The New Forest has many picnic and barbecue sites that you can use; we just ask that you bear in mind some important guidance when you’re visiting this special landscape. The recent dry weather and lack of heavy rain means the dry ground is more likely to ignite. Hampshire Fire Service has been called out to a number of fires in the last few weeks because of carelessly discarded disposable barbecues, which have got out of control.

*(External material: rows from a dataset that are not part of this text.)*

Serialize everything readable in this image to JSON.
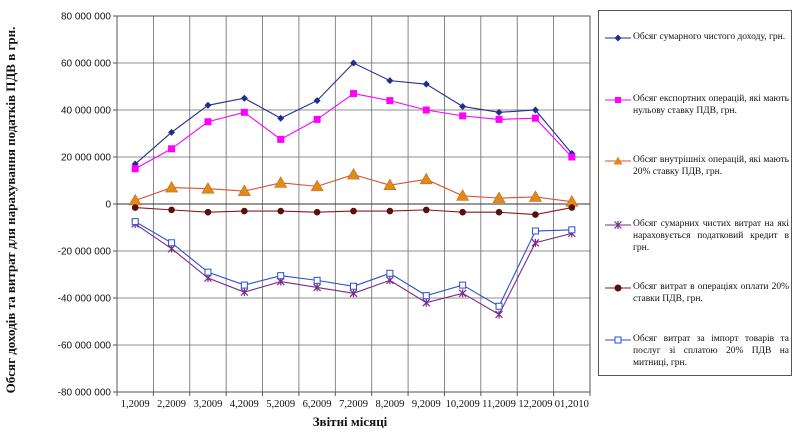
{
  "chart_data": {
    "type": "line",
    "xlabel": "Звітні місяці",
    "ylabel": "Обсяг доходів та витрат для нарахування податків ПДВ в грн.",
    "ylim": [
      -80000000,
      80000000
    ],
    "yticks": [
      -80000000,
      -60000000,
      -40000000,
      -20000000,
      0,
      20000000,
      40000000,
      60000000,
      80000000
    ],
    "ytick_labels": [
      "-80 000 000",
      "-60 000 000",
      "-40 000 000",
      "-20 000 000",
      "0",
      "20 000 000",
      "40 000 000",
      "60 000 000",
      "80 000 000"
    ],
    "categories": [
      "1,2009",
      "2,2009",
      "3,2009",
      "4,2009",
      "5,2009",
      "6,2009",
      "7,2009",
      "8,2009",
      "9,2009",
      "10,2009",
      "11,2009",
      "12,2009",
      "01,2010"
    ],
    "grid": true,
    "legend_position": "right",
    "series": [
      {
        "name": "Обсяг сумарного чистого доходу, грн.",
        "color": "#1f2f8f",
        "marker": "diamond",
        "values": [
          17000000,
          30500000,
          42000000,
          45000000,
          36500000,
          44000000,
          60000000,
          52500000,
          51000000,
          41500000,
          39000000,
          40000000,
          21500000
        ]
      },
      {
        "name": "Обсяг експортних операцій, які мають нульову ставку ПДВ, грн.",
        "color": "#ff00ff",
        "marker": "square",
        "values": [
          15000000,
          23500000,
          35000000,
          39000000,
          27500000,
          36000000,
          47000000,
          44000000,
          40000000,
          37500000,
          36000000,
          36500000,
          20000000
        ]
      },
      {
        "name": "Обсяг внутрішніх операцій, які мають 20% ставку ПДВ, грн.",
        "color": "#e0502a",
        "marker": "triangle",
        "values": [
          1500000,
          7000000,
          6500000,
          5500000,
          9000000,
          7500000,
          12500000,
          8000000,
          10500000,
          3500000,
          2500000,
          3000000,
          1000000
        ]
      },
      {
        "name": "Обсяг сумарних чистих витрат на які нараховується податковий кредит в грн.",
        "color": "#7a2a8a",
        "marker": "star",
        "values": [
          -8500000,
          -19000000,
          -31500000,
          -37500000,
          -33000000,
          -35500000,
          -38000000,
          -32500000,
          -42000000,
          -38000000,
          -47000000,
          -16500000,
          -12500000
        ]
      },
      {
        "name": "Обсяг витрат в операціях оплати 20% ставки ПДВ, грн.",
        "color": "#8b1a1a",
        "marker": "circle",
        "values": [
          -1500000,
          -2500000,
          -3500000,
          -3000000,
          -3000000,
          -3500000,
          -3000000,
          -3000000,
          -2500000,
          -3500000,
          -3500000,
          -4500000,
          -1500000
        ]
      },
      {
        "name": "Обсяг витрат за імпорт товарів та послуг зі сплатою 20% ПДВ на митниці, грн.",
        "color": "#2a4fd6",
        "marker": "hollow-square",
        "values": [
          -7500000,
          -16500000,
          -29000000,
          -34500000,
          -30500000,
          -32500000,
          -35000000,
          -29500000,
          -39000000,
          -34500000,
          -43500000,
          -11500000,
          -11000000
        ]
      }
    ]
  }
}
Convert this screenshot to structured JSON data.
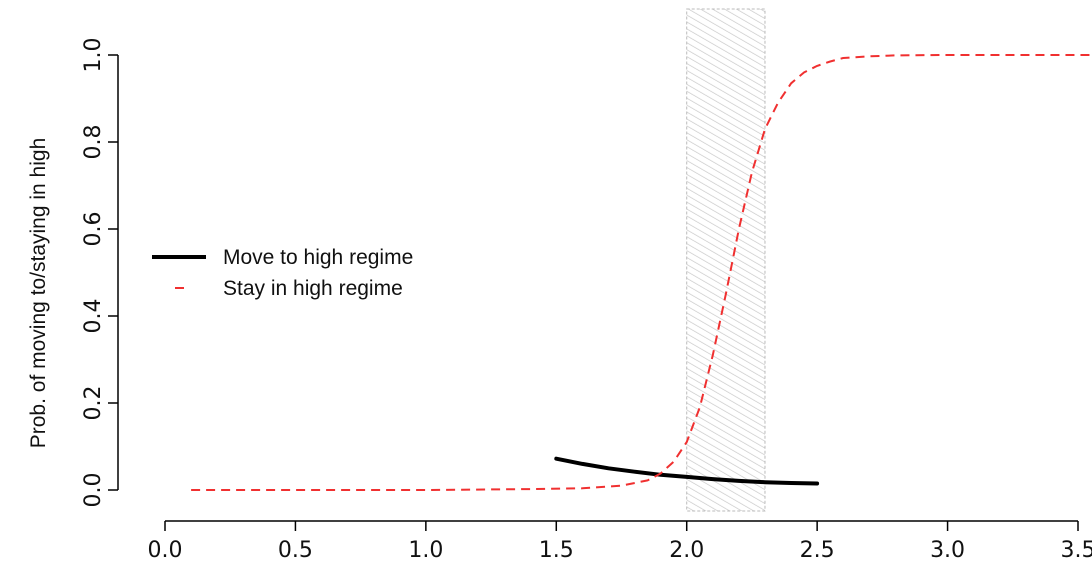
{
  "chart_data": {
    "type": "line",
    "title": "",
    "xlabel": "",
    "ylabel": "Prob. of moving to/staying in high",
    "xlim": [
      0.0,
      3.55
    ],
    "ylim": [
      0.0,
      1.0
    ],
    "x_ticks": [
      "0.0",
      "0.5",
      "1.0",
      "1.5",
      "2.0",
      "2.5",
      "3.0",
      "3.5"
    ],
    "y_ticks": [
      "0.0",
      "0.2",
      "0.4",
      "0.6",
      "0.8",
      "1.0"
    ],
    "grid": false,
    "legend_position": "middle-left",
    "shaded_band": {
      "x_from": 2.0,
      "x_to": 2.3
    },
    "series": [
      {
        "name": "Move to high regime",
        "style": "solid",
        "color": "#000000",
        "x": [
          1.5,
          1.6,
          1.7,
          1.8,
          1.9,
          2.0,
          2.1,
          2.2,
          2.3,
          2.4,
          2.5
        ],
        "y": [
          0.072,
          0.06,
          0.05,
          0.042,
          0.035,
          0.03,
          0.025,
          0.021,
          0.018,
          0.016,
          0.015
        ]
      },
      {
        "name": "Stay in high regime",
        "style": "dashed",
        "color": "#f03030",
        "x": [
          0.1,
          0.5,
          1.0,
          1.4,
          1.6,
          1.75,
          1.85,
          1.9,
          1.95,
          2.0,
          2.05,
          2.1,
          2.15,
          2.2,
          2.25,
          2.3,
          2.35,
          2.4,
          2.45,
          2.5,
          2.55,
          2.6,
          2.7,
          2.8,
          3.0,
          3.3,
          3.55
        ],
        "y": [
          0.0,
          0.0,
          0.0,
          0.002,
          0.004,
          0.01,
          0.022,
          0.038,
          0.065,
          0.11,
          0.19,
          0.31,
          0.45,
          0.6,
          0.73,
          0.83,
          0.89,
          0.935,
          0.96,
          0.975,
          0.985,
          0.993,
          0.997,
          0.999,
          1.0,
          1.0,
          1.0
        ]
      }
    ]
  }
}
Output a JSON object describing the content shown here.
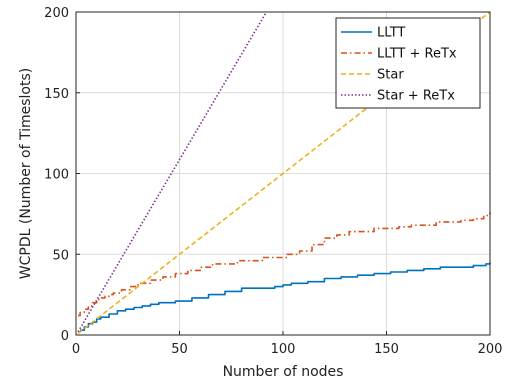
{
  "chart_data": {
    "type": "line",
    "title": "",
    "xlabel": "Number of nodes",
    "ylabel": "WCPDL (Number of Timeslots)",
    "xlim": [
      0,
      200
    ],
    "ylim": [
      0,
      200
    ],
    "xticks": [
      0,
      50,
      100,
      150,
      200
    ],
    "yticks": [
      0,
      50,
      100,
      150,
      200
    ],
    "grid": true,
    "legend_position": "top-right",
    "series": [
      {
        "name": "LLTT",
        "color": "#0072BD",
        "style": "solid",
        "x": [
          2,
          4,
          6,
          8,
          10,
          12,
          16,
          20,
          24,
          28,
          32,
          36,
          40,
          48,
          56,
          64,
          72,
          80,
          96,
          100,
          104,
          112,
          120,
          128,
          136,
          144,
          152,
          160,
          168,
          176,
          184,
          192,
          198,
          200
        ],
        "y": [
          3,
          5,
          7,
          8,
          10,
          11,
          13,
          15,
          16,
          17,
          18,
          19,
          20,
          21,
          23,
          25,
          27,
          29,
          30,
          31,
          32,
          33,
          35,
          36,
          37,
          38,
          39,
          40,
          41,
          42,
          42,
          43,
          44,
          45
        ]
      },
      {
        "name": "LLTT + ReTx",
        "color": "#D95319",
        "style": "dashdot",
        "x": [
          1,
          2,
          4,
          6,
          8,
          10,
          12,
          14,
          16,
          18,
          22,
          26,
          30,
          36,
          42,
          48,
          54,
          60,
          66,
          72,
          78,
          84,
          90,
          96,
          102,
          108,
          114,
          120,
          126,
          132,
          138,
          144,
          150,
          156,
          162,
          168,
          174,
          180,
          186,
          192,
          197,
          200
        ],
        "y": [
          12,
          14,
          16,
          18,
          20,
          22,
          23,
          24,
          25,
          26,
          28,
          30,
          32,
          34,
          36,
          38,
          40,
          42,
          44,
          44,
          46,
          46,
          48,
          48,
          50,
          52,
          56,
          60,
          62,
          64,
          64,
          66,
          66,
          67,
          68,
          68,
          70,
          70,
          71,
          72,
          74,
          76
        ]
      },
      {
        "name": "Star",
        "color": "#EDB120",
        "style": "dashed",
        "x": [
          1,
          200
        ],
        "y": [
          1,
          200
        ]
      },
      {
        "name": "Star + ReTx",
        "color": "#7E2F8E",
        "style": "dotted",
        "x": [
          1,
          92
        ],
        "y": [
          2,
          200
        ]
      }
    ]
  }
}
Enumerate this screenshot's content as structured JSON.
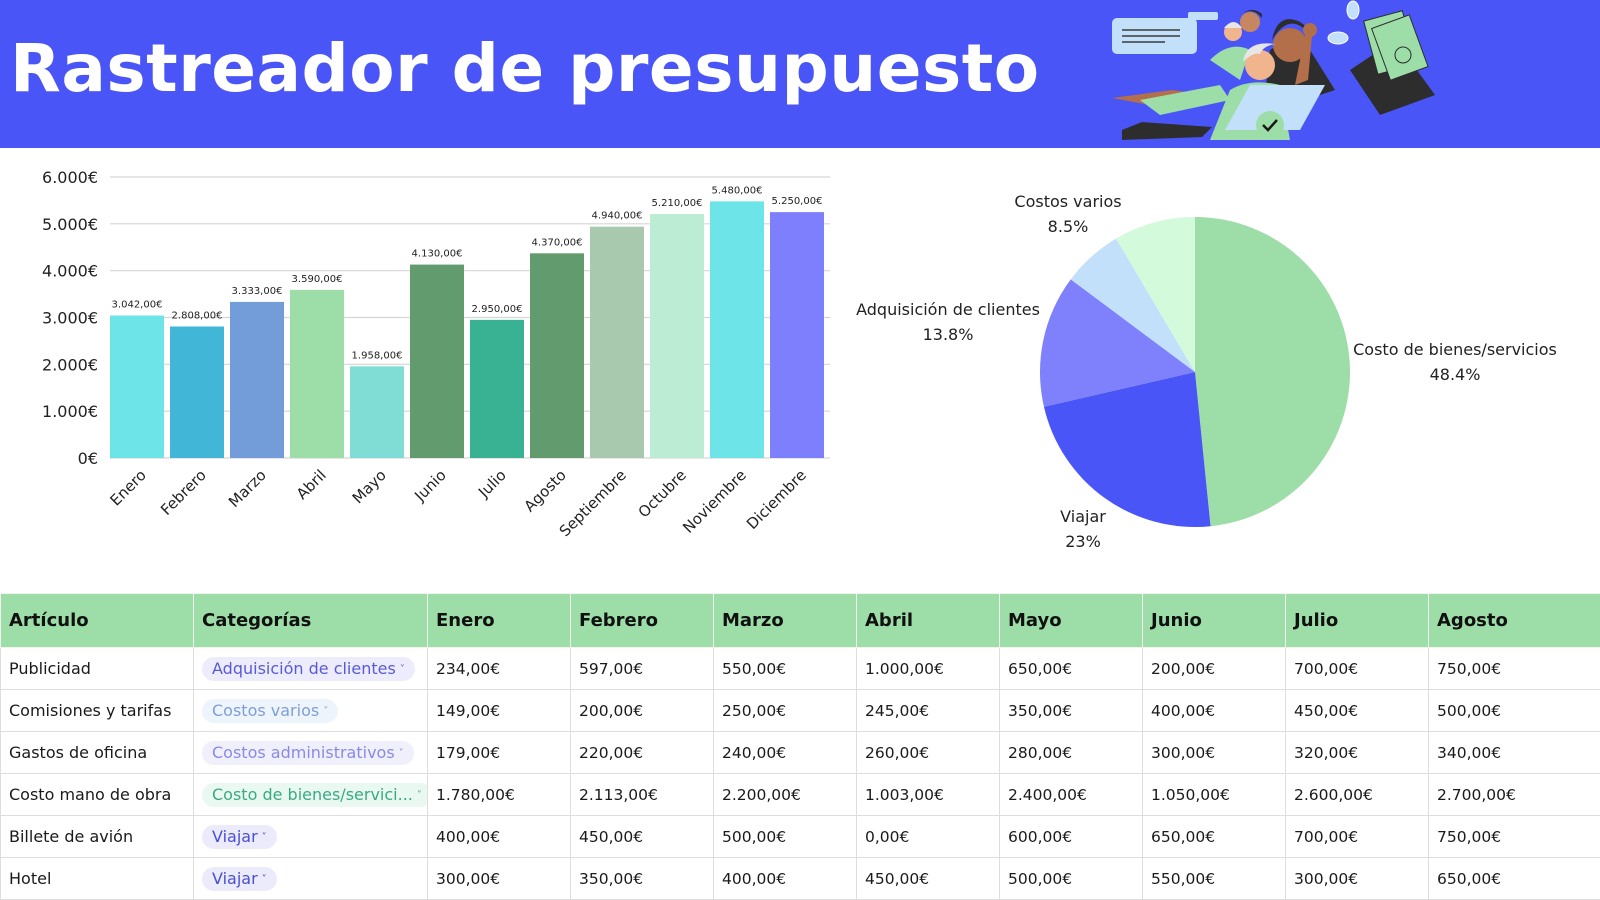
{
  "header": {
    "title": "Rastreador de presupuesto",
    "background_color": "#4a55f7",
    "illustration": "team-with-laptop-and-money-envelope-illustration"
  },
  "chart_data": [
    {
      "type": "bar",
      "title": "",
      "xlabel": "",
      "ylabel": "",
      "categories": [
        "Enero",
        "Febrero",
        "Marzo",
        "Abril",
        "Mayo",
        "Junio",
        "Julio",
        "Agosto",
        "Septiembre",
        "Octubre",
        "Noviembre",
        "Diciembre"
      ],
      "values": [
        3042,
        2808,
        3333,
        3590,
        1958,
        4130,
        2950,
        4370,
        4940,
        5210,
        5480,
        5250
      ],
      "data_labels": [
        "3.042,00€",
        "2.808,00€",
        "3.333,00€",
        "3.590,00€",
        "1.958,00€",
        "4.130,00€",
        "2.950,00€",
        "4.370,00€",
        "4.940,00€",
        "5.210,00€",
        "5.480,00€",
        "5.250,00€"
      ],
      "colors": [
        "#6ce4e8",
        "#42b6d6",
        "#729dd9",
        "#9ddea8",
        "#80ddd6",
        "#619b6e",
        "#39b294",
        "#619b6e",
        "#a9c9ae",
        "#bdecd4",
        "#6ce4e8",
        "#7e7ffc"
      ],
      "ylim": [
        0,
        6000
      ],
      "yticks": [
        "0€",
        "1.000€",
        "2.000€",
        "3.000€",
        "4.000€",
        "5.000€",
        "6.000€"
      ],
      "grid": true,
      "legend": "none"
    },
    {
      "type": "pie",
      "title": "",
      "slices": [
        {
          "label": "Costo de bienes/servicios",
          "value": 48.4,
          "pct_label": "48.4%",
          "color": "#9ddea8"
        },
        {
          "label": "Viajar",
          "value": 23,
          "pct_label": "23%",
          "color": "#4a55f7"
        },
        {
          "label": "Adquisición de clientes",
          "value": 13.8,
          "pct_label": "13.8%",
          "color": "#7e80fc"
        },
        {
          "label": "",
          "value": 6.3,
          "pct_label": "",
          "color": "#c3e0fb"
        },
        {
          "label": "Costos varios",
          "value": 8.5,
          "pct_label": "8.5%",
          "color": "#d4fadc"
        }
      ],
      "legend": "labels-outside"
    }
  ],
  "table": {
    "columns": [
      "Artículo",
      "Categorías",
      "Enero",
      "Febrero",
      "Marzo",
      "Abril",
      "Mayo",
      "Junio",
      "Julio",
      "Agosto"
    ],
    "header_color": "#9ddea8",
    "rows": [
      {
        "item": "Publicidad",
        "category": "Adquisición de clientes",
        "cat_fg": "#5a5ad6",
        "cat_bg": "#ececfc",
        "values": [
          "234,00€",
          "597,00€",
          "550,00€",
          "1.000,00€",
          "650,00€",
          "200,00€",
          "700,00€",
          "750,00€"
        ]
      },
      {
        "item": "Comisiones y tarifas",
        "category": "Costos varios",
        "cat_fg": "#7e9fd6",
        "cat_bg": "#eef4fc",
        "values": [
          "149,00€",
          "200,00€",
          "250,00€",
          "245,00€",
          "350,00€",
          "400,00€",
          "450,00€",
          "500,00€"
        ]
      },
      {
        "item": "Gastos de oficina",
        "category": "Costos administrativos",
        "cat_fg": "#8a8ae6",
        "cat_bg": "#f0f0fd",
        "values": [
          "179,00€",
          "220,00€",
          "240,00€",
          "260,00€",
          "280,00€",
          "300,00€",
          "320,00€",
          "340,00€"
        ]
      },
      {
        "item": "Costo mano de obra",
        "category": "Costo de bienes/servici...",
        "cat_fg": "#3aaa84",
        "cat_bg": "#e9f8f1",
        "values": [
          "1.780,00€",
          "2.113,00€",
          "2.200,00€",
          "1.003,00€",
          "2.400,00€",
          "1.050,00€",
          "2.600,00€",
          "2.700,00€"
        ]
      },
      {
        "item": "Billete de avión",
        "category": "Viajar",
        "cat_fg": "#4a4ed6",
        "cat_bg": "#ebebfc",
        "values": [
          "400,00€",
          "450,00€",
          "500,00€",
          "0,00€",
          "600,00€",
          "650,00€",
          "700,00€",
          "750,00€"
        ]
      },
      {
        "item": "Hotel",
        "category": "Viajar",
        "cat_fg": "#4a4ed6",
        "cat_bg": "#ebebfc",
        "values": [
          "300,00€",
          "350,00€",
          "400,00€",
          "450,00€",
          "500,00€",
          "550,00€",
          "300,00€",
          "650,00€"
        ]
      }
    ],
    "chevron_icon": "˅"
  }
}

The Met Office provides a Fire Severity Index (FSI), which is an estimation of how severe a fire could become if one were to start. The FSI shows the current day's fire severity and a forecast of how likely it is that a fire might happen during the next few days. The New Forest is currently at a ‘very high’ risk of fire and if it increases to an ‘extreme’ risk we will have to stop barbecues from being used across the New Forest.
The forest is particularly vulnerable to the risk of wildfires; the majority are commonly started by arson, discarded cigarettes, barbeques and campfires. Summer fires can cause serious harm to wildlife and destroy rare plants. As you know, we live in a precious place and we all need to think about the impact our visit to the forest has, and take steps to keep this beautiful place safe.
The recent glorious weather has meant that people have been able to enjoy the beautiful surroundings of the forest. Unfortunately, many have being using disposable barbecues on our forest lawns, which damages the grass and leaves behind unsightly scorch marks. The grass will take many weeks to recover and causes a loss of grazing for ponies.
If you’re planning a barbecue in the forest please take a look at the following guidance and enjoy your sausages and burgers safely:
Disposable barbecues are only allowed to be used at sites where we provide stands and water – these are located at Blackwater and Bolderwood. There are picnic tables with metal plates in the centre at Wilverley Inclosure, making this an ideal location for barbecues.
Raised non-disposable barbecues are allowed on the hard-standing areas of our car parks.
Always have enough water available to put out your barbecue
Ensure your barbecue is out cold after use and take it home with you, this includes barbecue coals and ash
Do not dispose of hot barbecue coals in the wooden bins in car parks
Barbecue hearths are available for hire at Anderwood and Wilverley. If you are planning a barbecue for over 20 people you will need to book one of these sites in advance. To check availability of these sites please call us on: 0300 067 4640 or e-mail us at firstname.lastname@example.org
Our woodlands are not just a place for recreation and relaxation, or important habitats for wildlife; they’re also an important resource and part of our local economy. At the Forestry Commission, all of the timber that we harvest carries FSC (Forest Stewardship Council) certification – in other words our woodlands and the way we manage them meet strict environmental standards. Importantly, the timber is also Grown in Britain – an initiative which brings together everyone who values our forests, woods and trees, and the products we can make from the wood they produce. Have you considered where your charcoal comes from? Did you know that of the 50,000 tonnes of charcoal consumed annually in the UK, 90% of it comes from abroad. Sustainable charcoal is relatively easy to come by - many supermarkets, garden centres and local stores sell locally grown, Forest Stewardship Council (FSC) certified charcoal, either loose in bags or as disposable barbecues.
So when you’re planning to next light up a barbecue stop for a moment and consider the different ways that you can help to keep the forest safe from summer fires.